Yuan Li-Xia, Zhao Na, Wang Xiu-Qin, Lv Ya-Ting, He Hongjian
Center for Cognition and Brain Disorders, The Affiliated Hospital of Hangzhou Normal University, Hangzhou, China.
Institute of Psychological Sciences, Hangzhou Normal University, Hangzhou, China.
Front Neurosci. 2021 Mar 16;15:619412. doi: 10.3389/fnins.2021.619412. eCollection 2021.

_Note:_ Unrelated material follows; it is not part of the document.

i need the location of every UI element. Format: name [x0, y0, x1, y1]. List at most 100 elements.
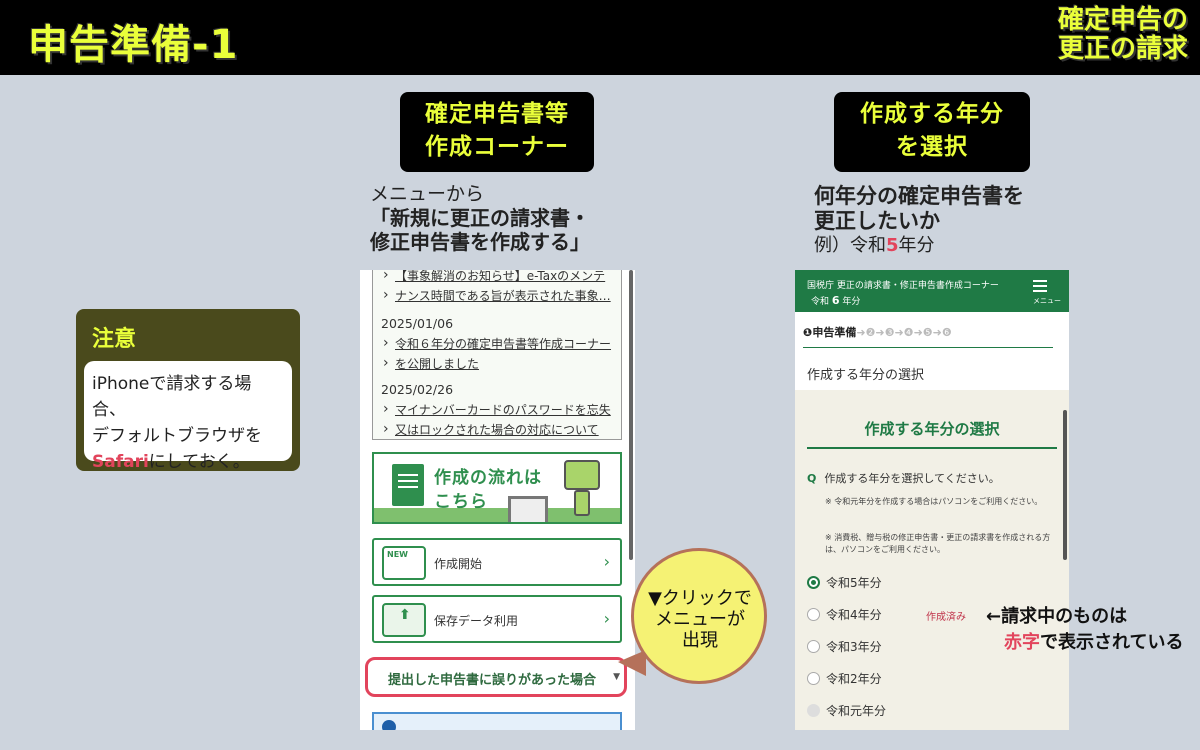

Local activity metrics of resting-state functional MRI (RS-fMRI), such as the amplitude of low-frequency fluctuation (ALFF), fractional ALFF (fALFF), regional homogeneity (ReHo), and degree centrality (DC), are widely used to detect brain abnormalities based on signal fluctuations. Although signal changes with echo time (TE) have been widely studied, the effect of TE on local activity metrics has not been investigated. RS-fMRI datasets from 12 healthy subjects with eyes open (EO) and eyes closed (EC) were obtained with a four-echo gradient-echo-planar imaging pulse sequence with the following parameters: repetition time/TE1/TE2/TE3/TE4 = 2,000/13/30.93/48.86/66.79 ms. Six representative regions were selected for simulating the spatial feature of TE dependency of local activity metrics. Moreover, whole-brain local activity metrics were calculated from each echo dataset and compared between EO and EC conditions. Dice overlap coefficient (DOC) was then employed to calculate the overlap between the maps. We found that all the local activity metrics displayed different TE dependency characteristics, while their overall change patterns were similar: an initial large change followed by a slow variation. The maps for local activity metrics also varied greatly with TE. For ALFF, fALFF, ReHo, and DC, the DOCs for voxels in four TE datasets were 6.87, 0.73, 5.08, and 0.93%, respectively. Collectively, these findings demonstrate that local metrics are greatly dependent on TE. Therefore, TE should be carefully considered for the optimization of data acquisition and multi-center data analysis in RS-fMRI.
静息态功能磁共振成像(RS-fMRI)的局部活动指标,如低频波动幅度(ALFF)、分数ALFF(fALFF)、局部一致性(ReHo)和度中心性(DC),被广泛用于基于信号波动检测脑异常。尽管回波时间(TE)对信号变化的影响已得到广泛研究,但TE对局部活动指标的影响尚未得到研究。使用具有以下参数的四回波梯度回波平面成像脉冲序列,获得了12名健康受试者睁眼(EO)和闭眼(EC)状态下的RS-fMRI数据集:重复时间/TE1/TE2/TE3/TE4 = 2000/13/30.93/48.86/66.79毫秒。选择六个代表性区域来模拟局部活动指标的TE依赖性空间特征。此外,从每个回波数据集中计算全脑局部活动指标,并在EO和EC条件之间进行比较。然后使用骰子重叠系数(DOC)来计算图谱之间的重叠。我们发现,所有局部活动指标都表现出不同的TE依赖性特征,但其总体变化模式相似:最初变化较大,随后变化缓慢。局部活动指标的图谱也随TE有很大变化。对于ALFF、fALFF、ReHo和DC,四个TE数据集中体素的DOC分别为6.87%、0.73%、5.08%和0.93%。总体而言,这些发现表明局部指标在很大程度上依赖于TE。因此,在RS-fMRI的数据采集优化和多中心数据分析中应仔细考虑TE。